= Tomoki Sakata =

Japanese pianist

Tomoki Sakata (born 1993 in Nagoya) is a Japanese pianist.

==Life and career==
Sakata began playing the piano at the age of five. He got lessons from Dmitri Bashkirov, Tamas Vasary and Paul Badura-Skoda.

He studied at the Tokyo University of the Arts and at the Lake Como International Piano Academy. He also studied with Arie Vardi at the Hochschule für Musik, Theater und Medien Hannover where he received his bachelor's and master's degrees.

=== Competitions ===
In 2013, he was one of the six finalists at the Van Cliburn International Piano Competition.

In 2016, he won top prizes at the Franz Liszt International Piano Competition (Budapest).

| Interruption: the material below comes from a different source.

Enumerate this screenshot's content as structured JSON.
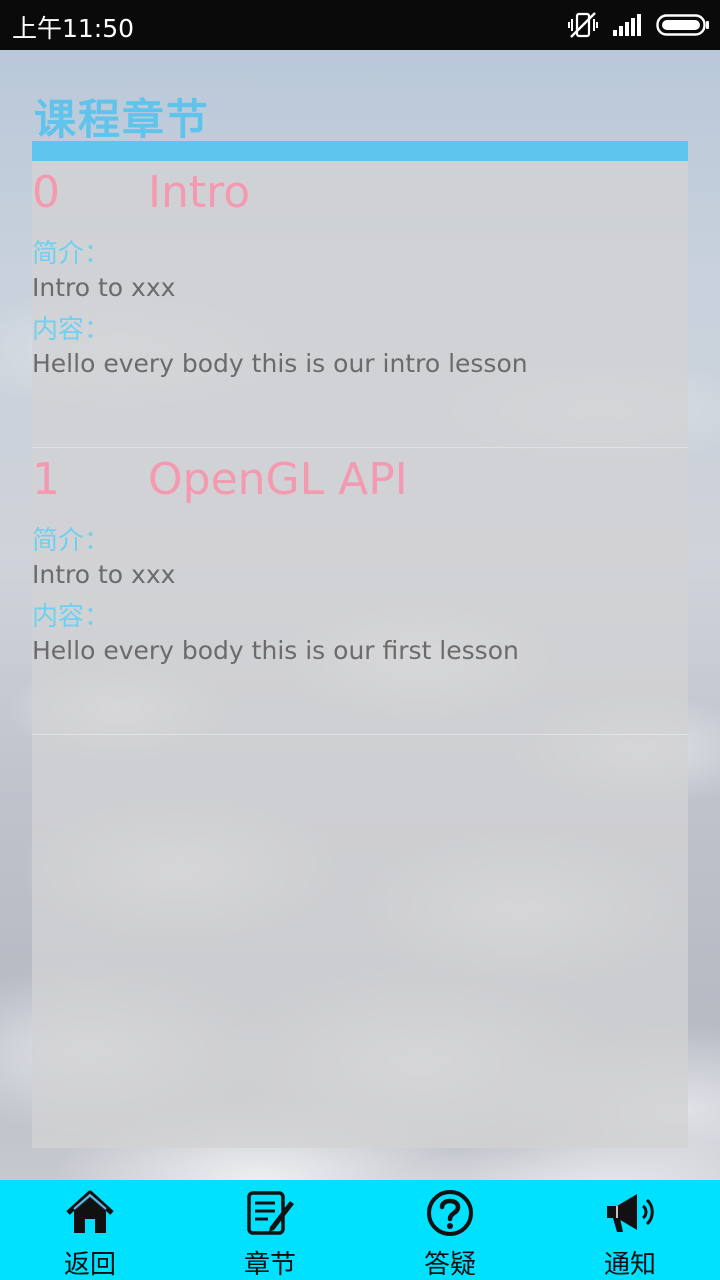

In 2018, he received the Audience Award at the International German Piano Award.

In 2019, he won the 1st prize and the audience award at the Kissingen Piano Olympics.

In 2021, he was awarded 4th prize at the Queen Elisabeth Competition in Brussels.

=== Festivals ===
Sakata has performed in concert halls such as Leipzig Gewandhaus, Hamburg Elbphilharmonie, and Tokyo Suntory Hall, and has appeared at numerous festivals, including the Verbier Festival (Switzerland), the "Janáčkův Máj" Music Festival in Ostrava (Czech Republic), the Brussels Piano Festival (Belgium).